Robson, que já foi comandante das UPPs, admite erros: 'Se tivéssemos feito investimentos em qualidade, talvez não tivéssemos avançado tão rápido' Foto: Eduardo Naddar / Agência O Globo

Você acha que a PM gasta tempo e recursos demais com a guerra às drogas?


A política de combate às drogas, que gerou o proibicionismo, fracassou. O pretexto da guerra era o de que ela iria acabar com o tráfico, diminuir o consumo e a violência. Aconteceu ao contrário. Hoje, muitos estados americanos legalizaram o consumo. Nós continuamos aí. O que consome nossas energias é isso. Se acabasse, talvez sobrasse mais tempo para que combatêssemos o grande traficante de armas e de drogas, os grupos de extermínio... A PM foi convidada para uma dança, e ficou dançando sozinha com uma venda nos olhos. Quem convidou para dançar já saiu há muito tempo.

Como você avalia a formação policial hoje?

Essa é uma área que vai passar por mudanças. Vamos diminuir tempo para formação de oficiais e aumentar o tempo para formação de praças. O fluxo de carreira será meritocrático, os melhores vão ascender. O praça vai ter oportunidade de ter uma formação continuada, chegar a oficial. Mas não acho que haja problemas no currículo. Existe toda uma cultura que não nasce na polícia, mas na sociedade. O policial está em inserido em nossa sociedade elitista, conservadora, o que gera impactos na corporação.

As UPPs falharam?

As UPPs são um ótimo produto, mas precisam ser aprimoradas. Houve equívocos? Houve. Se criou uma expectativa muito grande de que a polícia iria resolver tudo. Se tivéssemos feito investimentos em qualidade, talvez não tivéssemos avançado tão rápido.

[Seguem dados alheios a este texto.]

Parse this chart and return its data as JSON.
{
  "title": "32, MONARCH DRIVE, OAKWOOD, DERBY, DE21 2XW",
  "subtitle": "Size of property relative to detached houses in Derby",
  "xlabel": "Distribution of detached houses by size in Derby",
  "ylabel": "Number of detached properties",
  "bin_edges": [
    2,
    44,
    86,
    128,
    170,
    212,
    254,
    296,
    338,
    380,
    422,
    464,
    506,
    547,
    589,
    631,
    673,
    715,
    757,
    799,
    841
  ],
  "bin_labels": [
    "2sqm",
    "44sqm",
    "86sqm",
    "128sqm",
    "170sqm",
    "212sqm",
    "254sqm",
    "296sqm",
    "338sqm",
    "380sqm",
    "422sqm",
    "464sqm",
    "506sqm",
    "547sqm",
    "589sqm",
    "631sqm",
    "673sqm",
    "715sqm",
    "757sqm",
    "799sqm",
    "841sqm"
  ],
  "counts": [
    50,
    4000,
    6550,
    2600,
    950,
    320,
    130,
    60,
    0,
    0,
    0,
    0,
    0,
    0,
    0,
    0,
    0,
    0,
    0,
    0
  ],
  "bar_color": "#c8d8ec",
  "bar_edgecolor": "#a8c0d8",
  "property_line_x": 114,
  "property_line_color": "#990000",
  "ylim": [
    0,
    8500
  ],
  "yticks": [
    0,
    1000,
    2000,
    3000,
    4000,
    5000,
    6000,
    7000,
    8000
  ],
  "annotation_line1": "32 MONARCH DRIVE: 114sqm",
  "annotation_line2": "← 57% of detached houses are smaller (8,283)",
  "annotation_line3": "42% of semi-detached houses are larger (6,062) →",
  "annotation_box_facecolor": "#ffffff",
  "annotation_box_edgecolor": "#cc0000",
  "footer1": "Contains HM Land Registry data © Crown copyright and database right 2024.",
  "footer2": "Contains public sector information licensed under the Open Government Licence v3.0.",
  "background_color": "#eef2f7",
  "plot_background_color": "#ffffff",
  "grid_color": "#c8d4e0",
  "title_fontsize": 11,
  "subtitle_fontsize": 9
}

Dá para consertar os erros?


A UPP estava isolada dentro da corporação. Percebemos isso e remodelamos. Criamos dois núcleos: um de ocupação segura, com homens do Bope, e outro de proximidade. Por isso dividimos as comunidades por graus de risco. Quando percebemos um nível crítico, entra o núcleo de ocupação segura. Mas não podemos esquecer da pacificação e nos lançarmos para a guerra, como já aconteceu.

Como a PM se posiciona sobre a maioridade penal?

Nossos jovens estão sendo dizimados, tanto policiais quanto moradores de favelas. É uma covardia achar que a polícia vai resolver o problema. Se vai continuar como está ou não, não importa. O que importa é que nós vejamos o que produz isso. A maior parte dos menores encaminhados para delegacias são vítimas, e não autores.